It seems that commercial payers are doing all they can to keep from reimbursing providers in a timely manner. According to a recent report by Crowe, 31% of claims submitted to commercial payers in the first quarter of 2023 were not paid for at least three months, as compared to 12% of Medicare claims.1 Medical necessity denials have risen as well. During the same timeframe, inpatient claims denied due to medical necessity issues were 3.2% for commercial payers and 0.2% for Medicare.
Commercial payers have 12 times the denial rate as Medicare, according to the numbers.2
While the reason for the increasingly lagging reimbursements may be debated, the fact is that providers need to do all they can to protect themselves from this new reality. The following are three key interventions providers can implement now to help them do just that.
Key 1: Negotiation and Contract Management Optimization
Hospitals can work with hundreds of payers, each with its own contract terms, processes, and ever-changing requirements. Managing these contracts can be challenging for resource-strapped organizations. However, ignoring them can put even greater downward pressure on already tight margins.
There are five steps providers need to take to effectively negotiate and manage payer contracts. These include:
- Analyze historical reimbursement rates and identify areas for improvement.
- Leverage data analytics to demonstrate the hospital’s positive patient outcomes.
- Develop strong negotiation tactics based on benchmarking and market data.
- Explore alternative reimbursement models, such as bundled payments or pay-for-performance, that align incentives between the hospital and the insurer.
- Regularly review and renegotiate contracts to ensure they reflect the hospital’s evolving services and patient population.
Key 2: Claim Denial Prevention and Revenue Cycle Efficiency
Ensuring claims are correct and complete upon first submission is critical to a provider’s cash flow and bottom line. If any mandatory or conditional information is missing, the claim will be rejected. Top issues that lead to claim rejections and denials include missing or invalid claim dates, prior authorization and precertification issues, and inaccurate eligibility verification information.3 These three issues alone are responsible for more than half of all denials, and all are caused by inefficient workflows.
The good news is that the vast majority of denied claims are preventable.
The good news is that the vast majority of denied claims are preventable. Yet, most providers address denials reactively, after they happen. Instead of taking steps to prevent denial-related revenue loss on the front end, they spend unnecessary effort recovering revenue on the back end. This is a costly, resource-intensive process, which is especially problematic given our industry’s current labor shortage.
There are four steps providers can take to prevent denials on the front end of the revenue cycle. These include:
- Use automation technology to:
- Streamline the patient access process to ensure insurance coverage information and patient demographics are accurate and complete.
- Proactively scrub claims to identify and flag potential issues so they can be corrected before submitting them to the payer.
- Perform root-cause analysis and predictive analytics to identify trends and proactively address them.
- Automate the appeals process, especially for bulk denials coming from a single payer.
- Provide ongoing coder education to improve coding accuracy and productivity.
- Require coders to maintain certification.
- Implement key performance indicators (KPIs), scorecards, and incentives to drive accountability among coders.
Key 3: Value-based Care Integration and Quality Improvement
In 2022, just 43% of providers were participating in quality-based alternative payment models.4 The same percentage said they received just 10% of their revenue from value-based payments. While adoption may be slow, these alternative models are here to stay.
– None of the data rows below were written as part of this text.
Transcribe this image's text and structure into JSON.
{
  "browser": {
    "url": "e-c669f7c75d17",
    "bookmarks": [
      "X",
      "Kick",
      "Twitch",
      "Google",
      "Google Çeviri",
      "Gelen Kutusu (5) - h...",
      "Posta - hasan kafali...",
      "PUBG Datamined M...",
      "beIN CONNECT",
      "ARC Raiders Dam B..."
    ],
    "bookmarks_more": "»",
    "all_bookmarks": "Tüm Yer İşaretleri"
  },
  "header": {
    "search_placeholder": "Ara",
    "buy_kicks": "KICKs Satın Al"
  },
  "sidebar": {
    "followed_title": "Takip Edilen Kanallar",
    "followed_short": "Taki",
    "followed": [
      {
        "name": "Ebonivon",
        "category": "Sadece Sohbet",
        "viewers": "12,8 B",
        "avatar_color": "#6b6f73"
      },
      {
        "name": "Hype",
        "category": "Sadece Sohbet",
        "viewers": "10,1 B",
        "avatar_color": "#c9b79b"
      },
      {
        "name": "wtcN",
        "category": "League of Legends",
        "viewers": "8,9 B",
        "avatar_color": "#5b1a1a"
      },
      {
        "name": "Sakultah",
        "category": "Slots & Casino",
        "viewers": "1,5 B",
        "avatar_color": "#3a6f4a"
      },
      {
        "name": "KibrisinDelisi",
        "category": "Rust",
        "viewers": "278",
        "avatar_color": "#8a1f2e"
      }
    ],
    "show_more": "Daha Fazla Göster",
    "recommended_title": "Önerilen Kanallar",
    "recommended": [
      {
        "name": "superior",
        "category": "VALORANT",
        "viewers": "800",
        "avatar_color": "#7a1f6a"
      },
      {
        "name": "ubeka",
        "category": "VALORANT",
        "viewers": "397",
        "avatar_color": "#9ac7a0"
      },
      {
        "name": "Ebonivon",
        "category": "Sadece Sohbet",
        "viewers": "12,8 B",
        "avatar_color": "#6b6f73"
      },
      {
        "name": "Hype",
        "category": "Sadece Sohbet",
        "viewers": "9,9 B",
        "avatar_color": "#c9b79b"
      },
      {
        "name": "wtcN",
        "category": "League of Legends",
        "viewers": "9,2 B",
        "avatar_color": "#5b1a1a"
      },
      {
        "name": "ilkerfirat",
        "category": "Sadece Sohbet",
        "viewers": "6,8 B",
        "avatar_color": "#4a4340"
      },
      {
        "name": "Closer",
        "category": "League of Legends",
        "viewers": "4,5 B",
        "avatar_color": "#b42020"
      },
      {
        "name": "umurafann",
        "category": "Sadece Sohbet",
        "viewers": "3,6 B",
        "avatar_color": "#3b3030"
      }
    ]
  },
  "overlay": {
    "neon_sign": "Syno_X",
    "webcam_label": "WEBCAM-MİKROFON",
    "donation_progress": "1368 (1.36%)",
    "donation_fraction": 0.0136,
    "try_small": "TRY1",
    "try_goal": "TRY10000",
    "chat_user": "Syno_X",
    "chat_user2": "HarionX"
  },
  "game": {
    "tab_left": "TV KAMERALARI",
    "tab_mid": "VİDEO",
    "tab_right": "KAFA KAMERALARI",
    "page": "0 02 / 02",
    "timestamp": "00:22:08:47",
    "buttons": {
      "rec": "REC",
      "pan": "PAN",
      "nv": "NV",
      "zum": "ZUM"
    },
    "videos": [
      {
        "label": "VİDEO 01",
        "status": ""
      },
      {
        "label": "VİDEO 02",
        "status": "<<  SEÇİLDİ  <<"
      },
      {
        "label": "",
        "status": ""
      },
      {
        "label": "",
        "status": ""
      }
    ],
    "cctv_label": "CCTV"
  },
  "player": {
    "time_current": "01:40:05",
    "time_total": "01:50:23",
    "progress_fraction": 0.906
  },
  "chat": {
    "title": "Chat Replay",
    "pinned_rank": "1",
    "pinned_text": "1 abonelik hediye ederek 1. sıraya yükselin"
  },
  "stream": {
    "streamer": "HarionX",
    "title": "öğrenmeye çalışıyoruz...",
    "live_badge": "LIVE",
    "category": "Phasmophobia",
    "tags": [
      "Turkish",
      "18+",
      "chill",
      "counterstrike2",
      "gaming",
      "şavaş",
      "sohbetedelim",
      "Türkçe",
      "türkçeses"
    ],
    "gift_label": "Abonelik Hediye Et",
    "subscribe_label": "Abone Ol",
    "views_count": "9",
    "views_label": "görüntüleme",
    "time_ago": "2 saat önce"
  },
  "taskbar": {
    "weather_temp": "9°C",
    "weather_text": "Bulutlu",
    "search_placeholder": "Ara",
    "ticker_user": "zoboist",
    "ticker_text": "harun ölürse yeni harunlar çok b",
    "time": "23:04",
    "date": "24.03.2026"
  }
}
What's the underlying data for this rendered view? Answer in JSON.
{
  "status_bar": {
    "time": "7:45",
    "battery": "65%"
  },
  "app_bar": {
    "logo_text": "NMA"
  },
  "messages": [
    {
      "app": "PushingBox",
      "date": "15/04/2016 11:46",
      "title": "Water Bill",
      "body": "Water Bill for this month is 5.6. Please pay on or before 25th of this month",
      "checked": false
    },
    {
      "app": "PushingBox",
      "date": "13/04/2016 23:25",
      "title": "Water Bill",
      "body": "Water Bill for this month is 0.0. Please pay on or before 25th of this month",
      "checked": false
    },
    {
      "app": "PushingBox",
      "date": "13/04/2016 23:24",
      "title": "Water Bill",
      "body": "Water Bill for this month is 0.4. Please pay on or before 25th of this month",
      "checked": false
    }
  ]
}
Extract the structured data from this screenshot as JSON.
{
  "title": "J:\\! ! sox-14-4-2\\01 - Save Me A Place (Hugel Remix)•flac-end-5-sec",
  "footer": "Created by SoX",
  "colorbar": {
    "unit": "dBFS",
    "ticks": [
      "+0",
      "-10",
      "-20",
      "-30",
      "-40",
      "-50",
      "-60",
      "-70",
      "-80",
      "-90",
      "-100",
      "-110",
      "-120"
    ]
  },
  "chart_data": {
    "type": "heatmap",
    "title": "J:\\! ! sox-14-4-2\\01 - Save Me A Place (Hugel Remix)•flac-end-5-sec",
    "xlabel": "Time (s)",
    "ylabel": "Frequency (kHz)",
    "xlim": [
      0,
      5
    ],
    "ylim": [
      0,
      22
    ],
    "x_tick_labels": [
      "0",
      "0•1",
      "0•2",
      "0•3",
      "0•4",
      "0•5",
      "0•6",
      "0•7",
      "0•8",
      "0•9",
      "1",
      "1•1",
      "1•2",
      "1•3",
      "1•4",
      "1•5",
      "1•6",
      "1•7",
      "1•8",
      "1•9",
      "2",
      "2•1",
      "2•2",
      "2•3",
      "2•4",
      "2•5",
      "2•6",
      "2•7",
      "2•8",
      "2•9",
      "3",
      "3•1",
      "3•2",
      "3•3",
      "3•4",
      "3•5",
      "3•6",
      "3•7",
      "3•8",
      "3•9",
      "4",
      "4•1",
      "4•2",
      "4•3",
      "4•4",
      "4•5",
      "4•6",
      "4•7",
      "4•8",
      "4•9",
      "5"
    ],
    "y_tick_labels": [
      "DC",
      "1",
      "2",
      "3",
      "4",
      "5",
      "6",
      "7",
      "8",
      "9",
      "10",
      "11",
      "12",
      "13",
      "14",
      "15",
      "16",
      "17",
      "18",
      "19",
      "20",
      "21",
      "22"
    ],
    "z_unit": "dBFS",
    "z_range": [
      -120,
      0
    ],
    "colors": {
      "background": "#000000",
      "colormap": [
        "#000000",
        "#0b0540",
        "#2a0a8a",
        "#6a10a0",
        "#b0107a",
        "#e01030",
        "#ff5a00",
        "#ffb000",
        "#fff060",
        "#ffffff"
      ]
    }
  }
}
Now, more than ever, hospitals should implement quality improvement initiatives that lead to better patient outcomes, reduce healthcare costs, and support value-based payments. Doing so will make it easier to demonstrate improved patient outcomes and to negotiate for more favorable reimbursement rates.
The following four steps can help hospitals get started:
- Collect and analyze data on KPIs related to patient satisfaction, readmission rates, and avoidable complications.
- Demonstrate the hospital’s commitment to providing cost-effective, high-quality care to commercial insurers.
- Engage in collaborative discussions with insurers to align incentives and develop shared savings models that reward positive outcomes.
- Participate in alternative payment models like accountable care organizations (ACOs) that emphasize value and shared financial risk.
Now is the Time to Act
We can debate the reasons why commercial payers are delaying payments and denying more claims. It could be that they’re suffering the same labor shortages as everyone else, causing backlogs in claims processing. Or it could be that they’re using more sophisticated technology to identify and flag potential claims issues for review. Regardless of the cause, it is unlikely the trend will end anytime soon.
Providers need to take steps now to mitigate further damage and to protect their bottom lines. Implementing these three key interventions is a great place to start.